Just after learning of these attacks, the CCN sent a report to public administrations warning of the risk of Pegasus, as revealed by El País. It was titled Pegasus software detection on iPhone devices, which are the ones used by senior government officials. “Among its victims could be high officials of many governments, politicians, journalists or very relevant figures in other areas,” warned the CCN.
“The CCN is up to date; where it does not have the maximum capabilities, they pull cybersecurity companies, at least national ones, to complement their capabilities,” explains the cybersecurity manager of a multinational company who asks not to be identified. elDiario.es has contacted several specialists and they all share this opinion about the professionals of the Cryptologic Center and the capacities of the organization.
“Taking the US as a top reference in cybersecurity, we would be 3-4 places below,” says this expert. It is not just a personal opinion, since that is also the position that the International Telecommunications Union (dependent on the United Nations) gives Spain in its latest Global Cybersecurity Index, one of the reference reports in the sector. Spain is fourth, behind the US, UK and Saudi Arabia and with the same score as Singapore and South Korea. Among its strengths, the development of capacities and technical measures stand out. The only aspect to improve is the organization.
“The capabilities of the CCN are good. I personally know some of the professionals who work there and they are the best there is, not only nationally but also internationally. The only thing that can limit them a bit is the resources they have” , exposes another senior official of a cybersecurity company with a presence in dozens of countries.

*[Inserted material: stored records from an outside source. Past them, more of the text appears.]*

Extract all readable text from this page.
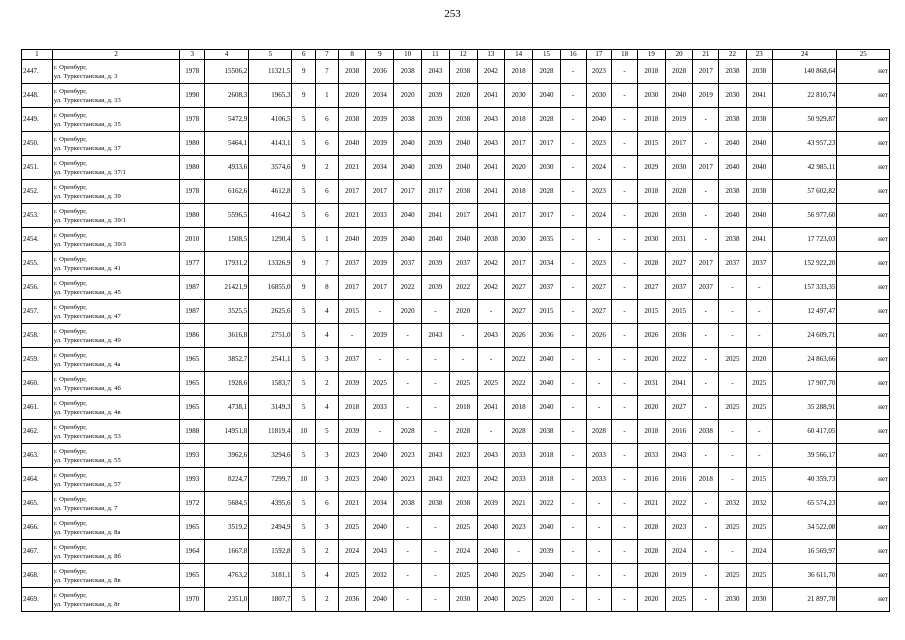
253
1	2	3	4	5	6	7	8	9	10	11	12	13	14	15	16	17	18	19	20	21	22	23	24	25
2447.	г. Оренбург,
ул. Туркестанская, д. 3	1978	15506,2	11321,5	9	7	2038	2036	2038	2043	2038	2042	2018	2028	-	2023	-	2018	2028	2017	2038	2038	140 868,64	нет
2448.	г. Оренбург,
ул. Туркестанская, д. 33	1990	2608,3	1965,3	9	1	2020	2034	2020	2039	2020	2041	2030	2040	-	2030	-	2030	2040	2019	2030	2041	22 810,74	нет
2449.	г. Оренбург,
ул. Туркестанская, д. 35	1978	5472,9	4106,5	5	6	2038	2039	2038	2039	2038	2043	2018	2028	-	2040	-	2018	2019	-	2038	2038	50 929,87	нет
2450.	г. Оренбург,
ул. Туркестанская, д. 37	1980	5464,1	4143,1	5	6	2040	2039	2040	2039	2040	2043	2017	2017	-	2023	-	2015	2017	-	2040	2040	43 957,23	нет
2451.	г. Оренбург,
ул. Туркестанская, д. 37/1	1980	4933,6	3574,6	9	2	2021	2034	2040	2039	2040	2041	2020	2030	-	2024	-	2029	2030	2017	2040	2040	42 985,11	нет
2452.	г. Оренбург,
ул. Туркестанская, д. 39	1978	6162,6	4612,8	5	6	2017	2017	2017	2017	2038	2041	2018	2028	-	2023	-	2018	2028	-	2038	2038	57 602,82	нет
2453.	г. Оренбург,
ул. Туркестанская, д. 39/1	1980	5596,5	4164,2	5	6	2021	2033	2040	2041	2017	2041	2017	2017	-	2024	-	2020	2030	-	2040	2040	56 977,60	нет
2454.	г. Оренбург,
ул. Туркестанская, д. 39/3	2010	1508,5	1290,4	5	1	2040	2039	2040	2040	2040	2038	2030	2035	-	-	-	2030	2031	-	2038	2041	17 723,03	нет
2455.	г. Оренбург,
ул. Туркестанская, д. 41	1977	17931,2	13326,9	9	7	2037	2039	2037	2039	2037	2042	2017	2034	-	2023	-	2028	2027	2017	2037	2037	152 922,20	нет
2456.	г. Оренбург,
ул. Туркестанская, д. 45	1987	21421,9	16855,0	9	8	2017	2017	2022	2039	2022	2042	2027	2037	-	2027	-	2027	2037	2037	-	-	157 333,35	нет
2457.	г. Оренбург,
ул. Туркестанская, д. 47	1987	3525,5	2625,6	5	4	2015	-	2020	-	2020	-	2027	2015	-	2027	-	2015	2015	-	-	-	12 497,47	нет
2458.	г. Оренбург,
ул. Туркестанская, д. 49	1986	3616,8	2751,0	5	4	-	2039	-	2043	-	2043	2026	2036	-	2026	-	2026	2036	-	-	-	24 609,71	нет
2459.	г. Оренбург,
ул. Туркестанская, д. 4а	1965	3852,7	2541,1	5	3	2037	-	-	-	-	-	2022	2040	-	-	-	2020	2022	-	2025	2020	24 863,66	нет
2460.	г. Оренбург,
ул. Туркестанская, д. 4б	1965	1928,6	1583,7	5	2	2039	2025	-	-	2025	2025	2022	2040	-	-	-	2031	2041	-	-	2025	17 907,70	нет
2461.	г. Оренбург,
ул. Туркестанская, д. 4в	1965	4738,1	3149,3	5	4	2018	2033	-	-	2018	2041	2018	2040	-	-	-	2020	2027	-	2025	2025	35 288,91	нет
2462.	г. Оренбург,
ул. Туркестанская, д. 53	1988	14951,8	11819,4	10	5	2039	-	2028	-	2028	-	2028	2038	-	2028	-	2018	2016	2038	-	-	60 417,05	нет
2463.	г. Оренбург,
ул. Туркестанская, д. 55	1993	3962,6	3294,6	5	3	2023	2040	2023	2043	2023	2043	2033	2018	-	2033	-	2033	2043	-	-	-	39 566,17	нет
2464.	г. Оренбург,
ул. Туркестанская, д. 57	1993	8224,7	7299,7	10	3	2023	2040	2023	2043	2023	2042	2033	2018	-	2033	-	2016	2016	2018	-	2015	40 359,73	нет
2465.	г. Оренбург,
ул. Туркестанская, д. 7	1972	5684,5	4395,6	5	6	2021	2034	2038	2038	2038	2039	2021	2022	-	-	-	2021	2022	-	2032	2032	65 574,23	нет
2466.	г. Оренбург,
ул. Туркестанская, д. 8а	1965	3519,2	2494,9	5	3	2025	2040	-	-	2025	2040	2023	2040	-	-	-	2028	2023	-	2025	2025	34 522,08	нет
2467.	г. Оренбург,
ул. Туркестанская, д. 8б	1964	1667,8	1592,8	5	2	2024	2043	-	-	2024	2040	-	2039	-	-	-	2028	2024	-	-	2024	16 569,97	нет
2468.	г. Оренбург,
ул. Туркестанская, д. 8в	1965	4763,2	3181,1	5	4	2025	2032	-	-	2025	2040	2025	2040	-	-	-	2020	2019	-	2025	2025	36 611,70	нет
2469.	г. Оренбург,
ул. Туркестанская, д. 8г	1970	2351,0	1807,7	5	2	2036	2040	-	-	2030	2040	2025	2020	-	-	-	2020	2025	-	2030	2030	21 897,78	нет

This expert recalls that the cybersecurity sector is characterized by its constant updating and the knowledge that is shared between different companies and institutions. “Here no one can do their job on their own. Not to protect administrations, critical infrastructures, companies or users. No one can do it alone. There are such a number of threats, the number of incidents that are recorded every day, that decades ago the industry learned that information has to be shared”.
This expert also doubts that it is a lack of updating of the CCN that has caused the delay in detecting the attack against Sánchez and Robles. Instead, it exposes another possible cause: “Infections with Pegasus are detected by doing a forensic analysis of the mobile. If there are no indications that it has been compromised, forensics are not done, since it is most likely that the mobile is no longer can reuse. And the most advisable too”.